Assemblyman Anthony Brindisi continued his statewide campaign for a career and technical education diploma Tuesday, telling members of the state Senate Education Committee that creation of the new career pathway would help lower the drop out rate.
Brindisi unveiled his 21st Century Education Initiative on Sept. 9 at the Oneida-Madison-Herkimer BOCES, where he was joined by a coalition of school district and college officials, labor officials and students. He pledged to take the campaign on the road, and also urged supporters of the plan to sign a statement of support for creation of a career and technical diploma for high school students.
Brindisi has kept his promise to build support for the plan, including speaking to the New York State Building and Construction Trades Council in Cooperstown, and as a guest on “The Capitol Pressroom” with Susan Arbetter.
“Today, you can look at help wanted listings and see where the need for workers is,” Brindisi, D - Utica, told members of the state Senate Education Committee at a public hearing in Syracuse. “Welders, master plumbers, electricians, machinists, manufacturers, computer network specialists ... and the list goes on.”

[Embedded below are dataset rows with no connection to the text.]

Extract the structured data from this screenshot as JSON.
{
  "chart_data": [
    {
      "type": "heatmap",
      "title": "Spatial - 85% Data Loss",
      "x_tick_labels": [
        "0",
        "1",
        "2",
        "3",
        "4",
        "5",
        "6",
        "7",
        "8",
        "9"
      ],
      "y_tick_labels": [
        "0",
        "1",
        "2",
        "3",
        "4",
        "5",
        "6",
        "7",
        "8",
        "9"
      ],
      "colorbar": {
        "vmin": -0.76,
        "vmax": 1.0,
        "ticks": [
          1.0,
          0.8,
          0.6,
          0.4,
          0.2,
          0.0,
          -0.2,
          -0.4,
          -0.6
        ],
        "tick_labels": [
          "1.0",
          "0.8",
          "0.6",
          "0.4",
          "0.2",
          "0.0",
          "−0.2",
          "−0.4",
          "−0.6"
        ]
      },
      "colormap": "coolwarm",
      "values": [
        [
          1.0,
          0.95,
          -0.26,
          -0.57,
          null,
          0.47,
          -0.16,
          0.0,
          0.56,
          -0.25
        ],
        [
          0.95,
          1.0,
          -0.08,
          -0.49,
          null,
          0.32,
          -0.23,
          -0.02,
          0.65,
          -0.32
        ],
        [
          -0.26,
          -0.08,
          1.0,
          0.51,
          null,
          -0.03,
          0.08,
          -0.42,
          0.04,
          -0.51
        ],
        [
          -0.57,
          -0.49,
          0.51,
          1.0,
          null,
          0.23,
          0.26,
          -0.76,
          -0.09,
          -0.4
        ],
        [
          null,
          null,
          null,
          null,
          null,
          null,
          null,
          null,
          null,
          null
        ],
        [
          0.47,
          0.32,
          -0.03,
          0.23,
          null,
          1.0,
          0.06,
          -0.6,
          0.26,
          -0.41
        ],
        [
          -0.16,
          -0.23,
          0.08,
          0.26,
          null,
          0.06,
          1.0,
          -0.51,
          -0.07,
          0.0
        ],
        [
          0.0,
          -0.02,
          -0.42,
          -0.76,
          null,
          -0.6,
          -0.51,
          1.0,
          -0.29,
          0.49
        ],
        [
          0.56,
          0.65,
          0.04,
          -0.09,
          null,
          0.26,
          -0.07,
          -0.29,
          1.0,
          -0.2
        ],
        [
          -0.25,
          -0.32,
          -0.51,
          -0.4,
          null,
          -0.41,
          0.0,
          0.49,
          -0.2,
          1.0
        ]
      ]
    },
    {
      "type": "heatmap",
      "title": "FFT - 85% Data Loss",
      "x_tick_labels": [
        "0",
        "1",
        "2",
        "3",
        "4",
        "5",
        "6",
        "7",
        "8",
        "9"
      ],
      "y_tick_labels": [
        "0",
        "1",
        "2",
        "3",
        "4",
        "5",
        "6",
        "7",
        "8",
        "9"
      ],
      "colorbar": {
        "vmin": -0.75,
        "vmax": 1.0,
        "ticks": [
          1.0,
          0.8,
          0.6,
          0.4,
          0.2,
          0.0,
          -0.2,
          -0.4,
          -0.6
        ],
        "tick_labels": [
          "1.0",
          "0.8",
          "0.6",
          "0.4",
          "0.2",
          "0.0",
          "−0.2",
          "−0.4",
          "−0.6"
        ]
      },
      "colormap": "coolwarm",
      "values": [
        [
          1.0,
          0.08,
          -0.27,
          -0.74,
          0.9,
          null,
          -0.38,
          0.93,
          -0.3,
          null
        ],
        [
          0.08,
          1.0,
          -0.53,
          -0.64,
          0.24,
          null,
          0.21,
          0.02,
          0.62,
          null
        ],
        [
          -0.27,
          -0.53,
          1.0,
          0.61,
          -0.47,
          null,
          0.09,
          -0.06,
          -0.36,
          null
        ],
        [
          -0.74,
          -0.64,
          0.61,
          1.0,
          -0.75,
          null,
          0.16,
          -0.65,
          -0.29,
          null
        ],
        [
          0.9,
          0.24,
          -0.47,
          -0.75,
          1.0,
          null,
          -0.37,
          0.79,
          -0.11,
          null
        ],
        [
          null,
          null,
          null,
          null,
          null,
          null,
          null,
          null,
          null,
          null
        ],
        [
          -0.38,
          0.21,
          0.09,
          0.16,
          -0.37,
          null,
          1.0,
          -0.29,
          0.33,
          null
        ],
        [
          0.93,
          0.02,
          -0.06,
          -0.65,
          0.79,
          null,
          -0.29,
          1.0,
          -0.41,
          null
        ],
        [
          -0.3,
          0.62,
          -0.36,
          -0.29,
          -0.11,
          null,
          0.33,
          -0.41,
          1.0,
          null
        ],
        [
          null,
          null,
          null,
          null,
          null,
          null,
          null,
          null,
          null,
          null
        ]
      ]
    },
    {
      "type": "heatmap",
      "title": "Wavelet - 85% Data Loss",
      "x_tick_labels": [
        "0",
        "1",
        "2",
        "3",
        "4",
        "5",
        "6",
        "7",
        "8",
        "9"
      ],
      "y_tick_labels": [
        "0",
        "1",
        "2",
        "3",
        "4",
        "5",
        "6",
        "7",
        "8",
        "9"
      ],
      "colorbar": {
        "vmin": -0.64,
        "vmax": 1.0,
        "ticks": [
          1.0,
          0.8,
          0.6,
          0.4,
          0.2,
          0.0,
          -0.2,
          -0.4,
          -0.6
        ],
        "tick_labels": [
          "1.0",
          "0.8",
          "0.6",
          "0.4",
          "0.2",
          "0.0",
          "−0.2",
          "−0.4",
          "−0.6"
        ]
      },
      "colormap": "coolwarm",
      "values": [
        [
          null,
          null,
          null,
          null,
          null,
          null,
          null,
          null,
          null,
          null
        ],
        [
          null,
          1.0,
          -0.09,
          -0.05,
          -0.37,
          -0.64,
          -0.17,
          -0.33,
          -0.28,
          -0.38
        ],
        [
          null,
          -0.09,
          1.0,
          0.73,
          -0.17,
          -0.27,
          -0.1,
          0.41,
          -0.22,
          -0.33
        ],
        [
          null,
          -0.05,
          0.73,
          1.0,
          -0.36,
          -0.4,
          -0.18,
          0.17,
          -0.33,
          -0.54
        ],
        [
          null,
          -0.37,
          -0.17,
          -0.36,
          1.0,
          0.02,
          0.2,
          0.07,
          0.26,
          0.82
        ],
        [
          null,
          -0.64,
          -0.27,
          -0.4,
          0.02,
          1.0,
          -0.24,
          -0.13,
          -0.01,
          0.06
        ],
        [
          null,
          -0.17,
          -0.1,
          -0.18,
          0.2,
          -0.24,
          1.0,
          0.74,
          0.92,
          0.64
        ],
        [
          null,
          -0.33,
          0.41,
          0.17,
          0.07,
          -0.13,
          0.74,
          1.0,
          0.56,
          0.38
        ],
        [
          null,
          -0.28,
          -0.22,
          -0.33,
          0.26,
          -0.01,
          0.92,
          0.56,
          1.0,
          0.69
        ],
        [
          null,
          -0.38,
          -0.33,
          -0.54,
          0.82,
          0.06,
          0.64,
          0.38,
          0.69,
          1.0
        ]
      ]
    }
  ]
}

“At the same time, we still have a significant number of students who don’t finish school,” Brindisi continued. “I believe one of the ways to help lower the drop out rate is to offer an alternative graduation pathway-and that’s where the CTE Diploma comes in.”
Brindisi said the comments and support he’s receiving from the public has been a big help in crafting legislation to create the specialized diploma.